Passive vibration control of flexible spacecraft using shunted piezoelectric transducers

This paper is devoted to the attitude and vibration control of spacecraft containing flexible appendages. It entails an investigation of a passive control strategy which consists in connecting piezoelectric transducers bonded to the flexible elements to electric circuits in such a way that the vibration energy, once converted into electrical energy, is transferred and partially dissipated into the electric circuit. This strategy enables to circumvent some difficulties involved in active control such as instability and the necessity of a large amount of hardware, which can be critical in space applications. One considers an artificial satellite model composed of a hub, a reaction wheel used for angular position control and two identical flexible panels, which contain piezoelectric patches symmetrically bonded to their surfaces.
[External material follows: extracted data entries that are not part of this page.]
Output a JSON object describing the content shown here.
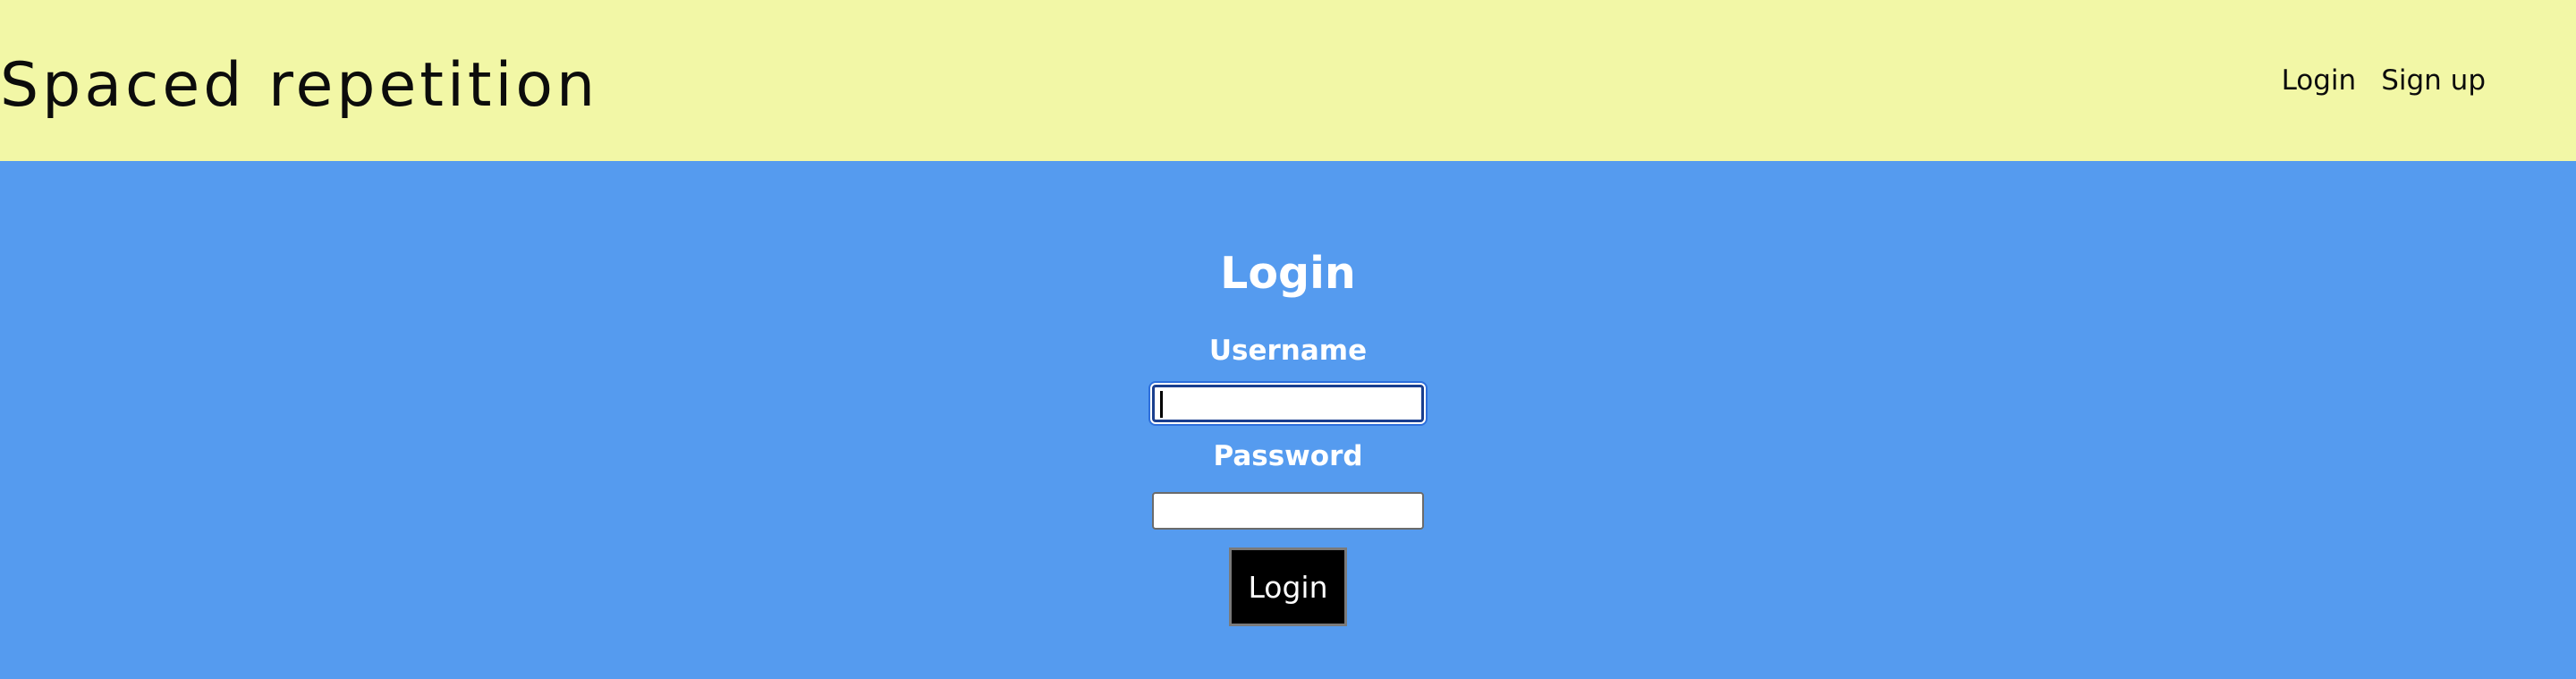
{
  "header": {
    "app_title": "Spaced repetition",
    "nav": {
      "login_label": "Login",
      "signup_label": "Sign up"
    }
  },
  "login_form": {
    "title": "Login",
    "username_label": "Username",
    "username_value": "",
    "password_label": "Password",
    "password_value": "",
    "submit_label": "Login"
  },
  "colors": {
    "header_bg": "#f2f7a6",
    "main_bg": "#559bef",
    "button_bg": "#000000",
    "text_light": "#ffffff",
    "text_dark": "#0c0c0c"
  }
}
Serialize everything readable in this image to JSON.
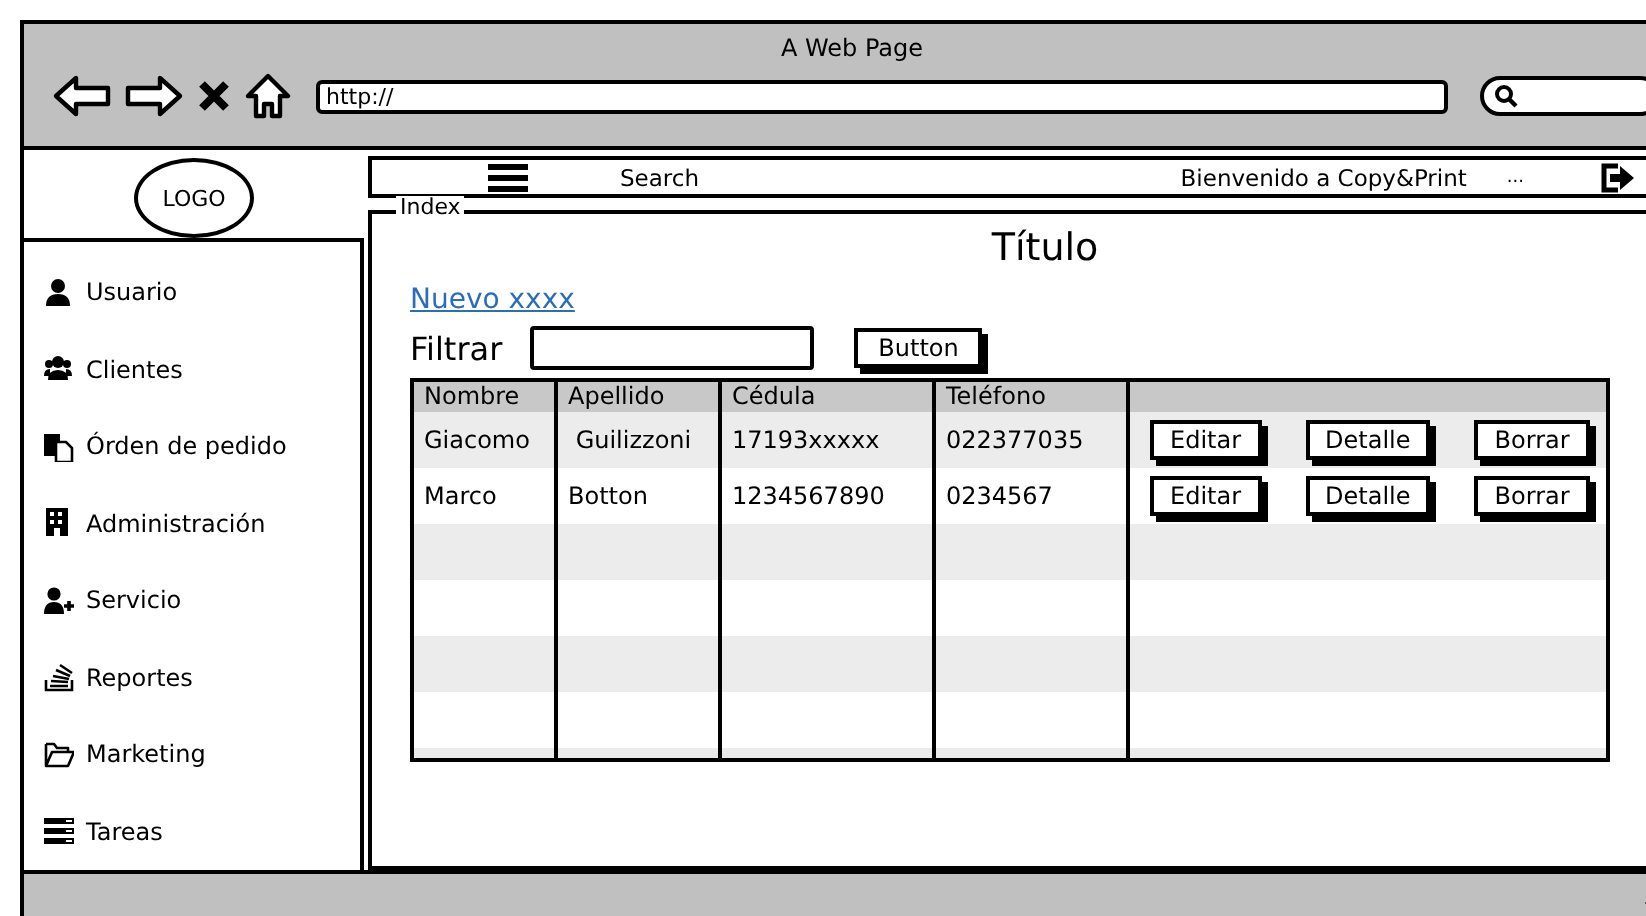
{
  "window": {
    "title": "A Web Page",
    "url": "http://"
  },
  "logo": "LOGO",
  "sidebar": {
    "items": [
      {
        "label": "Usuario"
      },
      {
        "label": "Clientes"
      },
      {
        "label": "Órden de pedido"
      },
      {
        "label": "Administración"
      },
      {
        "label": "Servicio"
      },
      {
        "label": "Reportes"
      },
      {
        "label": "Marketing"
      },
      {
        "label": "Tareas"
      }
    ]
  },
  "navbar": {
    "search": "Search",
    "welcome": "Bienvenido a Copy&Print",
    "more": "..."
  },
  "panel": {
    "legend": "Index",
    "title": "Título",
    "link": "Nuevo xxxx",
    "filter_label": "Filtrar",
    "filter_button": "Button"
  },
  "table": {
    "columns": [
      "Nombre",
      "Apellido",
      "Cédula",
      "Teléfono"
    ],
    "rows": [
      {
        "cells": [
          "Giacomo",
          " Guilizzoni",
          "17193xxxxx",
          "022377035"
        ],
        "actions": [
          "Editar",
          "Detalle",
          "Borrar"
        ]
      },
      {
        "cells": [
          "Marco",
          "Botton",
          "1234567890",
          "0234567"
        ],
        "actions": [
          "Editar",
          "Detalle",
          "Borrar"
        ]
      }
    ]
  }
}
The equations of motion are derived based on the Assumed Modes approach, accounting for the electromechanical coupling and the presence of two types of circuits (resistive, and resistive-inductive). The effectiveness of the control strategy suggested is assessed by means of numerical simulations of a satellite undergoing an angular position correction commanded by proportional-derivative torque applied by the reaction wheel. The results demonstrate that the panel vibrations levels and coupling between flexible and rigid-body motions are significantly reduced for both types of circuits considered, such effectiveness being greater for resistive-inductive shunt circuits.